Var. Ama söylemek istemiyorum. Birinin adını saymasam tuhaf duracak. Sadece iki binli yıllar şiiri ile ilgili bir kehanetim var: Bu kuşaktan sağlam üç ya da dört şair çıkar geleceğe. Bundan eminim.

Ahmet Muhip Dıranas, şiiri çok çalışırdı, öyle derlerdi. Kuyumculuk deyimi Ahmet Muhip Dıranas’tan, Ahmet Hamdi Tanpınar geleneğinden, güngörmüşlüğünden gelir diye düşünüyorum.

*Ahmet Muhip Dıranas’ı başucunda duran kitap kadar, kendine sahiden yakın hissediyor musun?

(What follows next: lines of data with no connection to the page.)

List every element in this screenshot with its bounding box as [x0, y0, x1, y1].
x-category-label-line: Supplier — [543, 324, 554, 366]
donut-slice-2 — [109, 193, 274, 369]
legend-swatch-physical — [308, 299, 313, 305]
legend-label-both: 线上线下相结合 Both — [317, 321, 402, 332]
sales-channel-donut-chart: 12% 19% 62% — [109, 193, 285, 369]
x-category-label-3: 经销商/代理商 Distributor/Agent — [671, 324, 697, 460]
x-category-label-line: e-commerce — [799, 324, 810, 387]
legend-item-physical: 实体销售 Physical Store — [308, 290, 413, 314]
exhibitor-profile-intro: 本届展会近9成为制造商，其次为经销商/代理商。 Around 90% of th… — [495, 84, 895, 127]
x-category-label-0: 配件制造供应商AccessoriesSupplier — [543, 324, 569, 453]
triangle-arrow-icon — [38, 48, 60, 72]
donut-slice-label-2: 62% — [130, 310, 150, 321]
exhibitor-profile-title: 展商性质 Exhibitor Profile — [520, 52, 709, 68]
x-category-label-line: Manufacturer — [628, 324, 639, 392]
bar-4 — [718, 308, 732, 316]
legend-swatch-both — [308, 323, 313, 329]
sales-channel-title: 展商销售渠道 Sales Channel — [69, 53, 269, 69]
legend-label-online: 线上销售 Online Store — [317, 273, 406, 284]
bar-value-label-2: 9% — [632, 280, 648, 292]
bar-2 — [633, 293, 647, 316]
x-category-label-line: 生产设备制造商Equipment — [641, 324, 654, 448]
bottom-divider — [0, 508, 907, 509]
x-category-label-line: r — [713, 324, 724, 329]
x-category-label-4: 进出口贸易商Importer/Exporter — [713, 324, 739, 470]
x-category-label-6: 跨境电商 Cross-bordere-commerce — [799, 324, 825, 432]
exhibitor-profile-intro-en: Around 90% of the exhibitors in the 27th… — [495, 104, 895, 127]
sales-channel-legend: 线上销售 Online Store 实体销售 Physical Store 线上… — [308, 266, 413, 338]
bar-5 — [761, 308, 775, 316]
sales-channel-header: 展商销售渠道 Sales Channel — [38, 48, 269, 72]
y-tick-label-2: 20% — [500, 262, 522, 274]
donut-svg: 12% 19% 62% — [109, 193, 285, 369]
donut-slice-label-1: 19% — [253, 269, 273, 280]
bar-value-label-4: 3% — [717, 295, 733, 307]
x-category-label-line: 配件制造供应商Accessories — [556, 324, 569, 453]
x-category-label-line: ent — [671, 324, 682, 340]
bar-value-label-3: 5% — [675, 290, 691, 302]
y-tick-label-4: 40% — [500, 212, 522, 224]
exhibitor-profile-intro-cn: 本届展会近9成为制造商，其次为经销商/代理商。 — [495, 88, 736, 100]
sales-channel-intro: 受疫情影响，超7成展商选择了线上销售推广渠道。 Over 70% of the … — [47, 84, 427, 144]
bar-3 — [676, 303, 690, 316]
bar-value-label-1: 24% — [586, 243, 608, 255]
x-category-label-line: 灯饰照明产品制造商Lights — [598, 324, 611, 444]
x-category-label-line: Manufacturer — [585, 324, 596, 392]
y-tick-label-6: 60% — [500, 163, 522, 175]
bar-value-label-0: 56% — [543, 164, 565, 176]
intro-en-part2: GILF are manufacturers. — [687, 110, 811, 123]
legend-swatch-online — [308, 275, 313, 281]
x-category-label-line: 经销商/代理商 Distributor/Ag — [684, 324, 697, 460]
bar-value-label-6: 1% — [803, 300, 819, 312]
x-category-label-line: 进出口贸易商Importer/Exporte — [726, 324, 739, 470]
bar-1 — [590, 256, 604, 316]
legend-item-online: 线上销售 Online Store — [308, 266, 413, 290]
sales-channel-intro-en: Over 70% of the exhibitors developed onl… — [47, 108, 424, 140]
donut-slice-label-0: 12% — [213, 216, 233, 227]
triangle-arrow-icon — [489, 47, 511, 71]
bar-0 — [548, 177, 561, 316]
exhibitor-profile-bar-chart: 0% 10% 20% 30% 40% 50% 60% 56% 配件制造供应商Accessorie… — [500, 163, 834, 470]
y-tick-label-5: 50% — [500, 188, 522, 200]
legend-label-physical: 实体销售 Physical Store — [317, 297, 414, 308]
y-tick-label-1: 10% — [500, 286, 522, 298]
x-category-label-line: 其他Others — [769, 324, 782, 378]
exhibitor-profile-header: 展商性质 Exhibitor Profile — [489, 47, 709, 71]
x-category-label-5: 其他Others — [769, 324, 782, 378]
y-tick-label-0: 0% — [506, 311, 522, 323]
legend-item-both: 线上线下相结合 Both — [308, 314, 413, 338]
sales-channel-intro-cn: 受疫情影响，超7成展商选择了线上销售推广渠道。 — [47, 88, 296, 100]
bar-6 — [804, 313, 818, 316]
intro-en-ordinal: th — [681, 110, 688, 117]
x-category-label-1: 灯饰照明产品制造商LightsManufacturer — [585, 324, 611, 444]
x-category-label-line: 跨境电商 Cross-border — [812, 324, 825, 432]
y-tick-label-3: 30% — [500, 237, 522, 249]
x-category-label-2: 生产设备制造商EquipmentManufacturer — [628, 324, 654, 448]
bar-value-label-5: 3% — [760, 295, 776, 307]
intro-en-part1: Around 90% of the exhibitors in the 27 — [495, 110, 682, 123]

Çok yakın hissediyorum. Kendisinin de hem mizah hem karamsarlıkla dolu bir şiiri var. Bu bakımdan onu çok severim. Başucu kitabımdır. Sen de biliyorsun. Bana sesi öğreten, dalgalanmayı ve şovu öğreten de odur. Onunla tanışmamla birlikte serbest şiire bakış açım tamamen değişti. 90’ların sonunda şair Feyzi Halıcı’nın Meşrutiyet Caddesi’ndeki bürosuna giderdim. Aruz yazdım, hece yazdım. Hala kendimi denemek için yazıyorum. Feyzi Dede’yle güzel bir bağlantı kurduk ve o bana heceyi, aruzu öğretti. Bir nevi usta-çırak ilişkisi yaşadık. O dönemden kalma benim hece, kafiye, aruz aşkım. Dıranas sesin zirvelerinden biridir bana göre şiirimizde. Güzeldir. Anlamı da öğrenirsiniz. Anlam kurmayı. Her şairden bir şeyler öğrenirsin bu kesin. En berbat şairden bile nasıl şiir yazılmayacağını öğrenirsin en azından. Onun için okumak, izlemek, yazmak lazım. Görmek lazım. Dünyayla olan bağıntını koparmaman lazım. Söylenecek birçok şey var. Bence en önemlisi şu, bir şair bilmelidir. Araştırmalıdır. Ne var ne yok anlamalıdır. Bu önemli. Dıranas bunlardan biri. Anlıyor. Anlarsan şairlik o zaman başlıyor. Anlam kurabiliyorsan o zaman. Hele bir de ses ve dalga. Harika oluyor. Bu kadar.